Так, я не надолго

Воть, чтобы вы не скучали, творчество нашенское вам дарю для досуга, ежели будете в восторге от написания сего шедевра, то стану выкладывать по кусочку :friends:
Жанр - неизвестен, но может быть сказкой.
"У Матвея Серафимовича умерла жена. Он прожил с ней тридцать лет, вырастил троих детей, и вот она умерла. В пятьдесят пять смысл в жизни был потерян."
Любимая работа больше не приносила удовлетворения, на коллекцию марок даже смотреть не хотелось. И все бы так продолжалось, пока в один из вечеров Матвей Серафимович не отправился к колодцу за водой. Лето было в самом разгаре, лягушки облепили прохладные камни неподалеку от колодца квакая на всю округу...
Если душа поет, если у человека праздник, ему ни марки не нужны, ни колодец, но вот дернуло, потащило, дурака .
Большая, осклизлая жаба, покрытая слизью , игриво подмигнула вдовцу.
- Слабо в губы, Матвеюшка? Принцессой стану.- Ласково поинтересовалась она .

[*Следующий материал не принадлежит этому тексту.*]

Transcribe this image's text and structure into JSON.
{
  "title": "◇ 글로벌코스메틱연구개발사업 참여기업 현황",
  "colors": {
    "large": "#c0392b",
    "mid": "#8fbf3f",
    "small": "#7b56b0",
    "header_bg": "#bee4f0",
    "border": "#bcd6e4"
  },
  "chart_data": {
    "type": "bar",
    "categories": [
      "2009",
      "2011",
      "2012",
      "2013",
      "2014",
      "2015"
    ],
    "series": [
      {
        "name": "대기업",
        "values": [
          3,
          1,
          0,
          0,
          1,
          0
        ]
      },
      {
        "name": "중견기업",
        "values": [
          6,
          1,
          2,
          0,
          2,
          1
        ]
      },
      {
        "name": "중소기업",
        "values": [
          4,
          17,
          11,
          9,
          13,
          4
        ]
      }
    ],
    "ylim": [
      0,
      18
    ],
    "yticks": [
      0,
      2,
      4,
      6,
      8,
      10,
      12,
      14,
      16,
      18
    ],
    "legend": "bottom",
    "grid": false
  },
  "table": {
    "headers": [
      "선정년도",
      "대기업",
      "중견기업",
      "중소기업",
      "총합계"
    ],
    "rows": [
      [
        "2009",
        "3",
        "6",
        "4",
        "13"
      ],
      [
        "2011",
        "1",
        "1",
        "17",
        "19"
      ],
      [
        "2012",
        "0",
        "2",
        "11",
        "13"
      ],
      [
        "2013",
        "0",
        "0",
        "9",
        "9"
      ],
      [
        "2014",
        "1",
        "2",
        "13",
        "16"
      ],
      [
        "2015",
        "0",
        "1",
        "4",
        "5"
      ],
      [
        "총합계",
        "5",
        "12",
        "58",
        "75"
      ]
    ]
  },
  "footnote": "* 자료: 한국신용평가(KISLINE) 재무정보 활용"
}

Хотел было Матвей поцеловать ее в губы, но тут в нем заговорило второе "Я".
- А оно тебе надо? - усмехнулось "Я". - Только стал свободным человеком и тут на тебе, снова хомут на шею.
Матвей Серафимович обидчиво губки надул, глазком на жабу сердито зыркнул и ну ворот колодезный крутить. Час от часу не легче!
Из ведра выглядывала щука и улыбалась.
- Шо? - выпучил глаза вдовец. - По щучьему велению?!
- Ага! - осклабилась рыбина.
Почесал Матвей задумчиво подбородок и решил, была не была, загадаю-ка я....
Но тут опять внутреннее «Я» ему шепнуло: «А что ты загадаешь? Жену вернуть? А оно тебе надо? А что другое захочешь – люди-то поймут?»
Не без сожаления выплеснул вдовец щуку обратно в колодец и побрел домой.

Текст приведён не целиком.